Measuring Buzz Success

  • Determine the number of new or incremental unique users, email registrants, and average time spent on your site. A unique URL and landing page aids measurement. (Note: These methods don’t track brand awareness, which should increase.) If you use your main home page, as Yoo-hoo did, measure results for the current period against a comparable timeframe.

    For example, if your site averages 1 million unique visitors per month and during your buzz campaign unique visitors increases to 1.25 million, your campaign increased visitors 0.25 million, or 25 percent. If you use a separate URL or landing page, check your primary site’s metrics to determine whether the campaign increased that traffic as well.

  • Measure promotional costs, including all the campaign components. These should be relatively low if the campaign leverages existing resources. If you use external resources, costs may be higher. Subservient Chicken was handled by an ad agency, for example.
  • Calculate cost per unique visitor and per new registrant. (Note: If you look at incremental costs, analyze incremental visitors and registrants to keep metrics consistent.) In general, this cost should be lower than your average acquisition costs.
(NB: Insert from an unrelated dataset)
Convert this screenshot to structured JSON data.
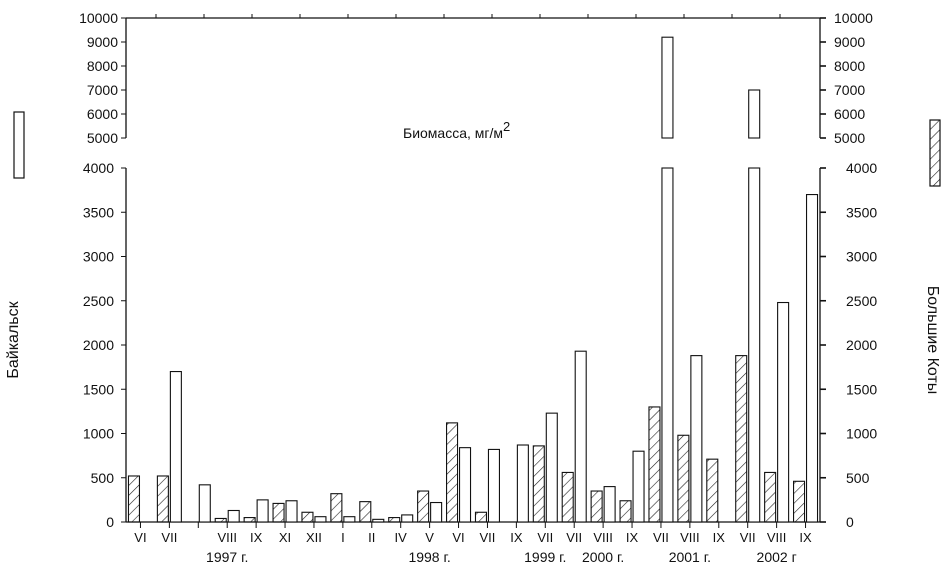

    Cost per action = incremental promotion cost/number of new users, where “new users” are the incremental unique visitors or new registrants.

  • Track placements across media. Consider posting these stories on the media or news section of your site.

With a creative approach and fast implementation, you can create buzz that yields measurable results without depleting your budget. Work with the opportunities fate puts in your path. The necessity of using limited resources under tight deadlines really can yield strong results.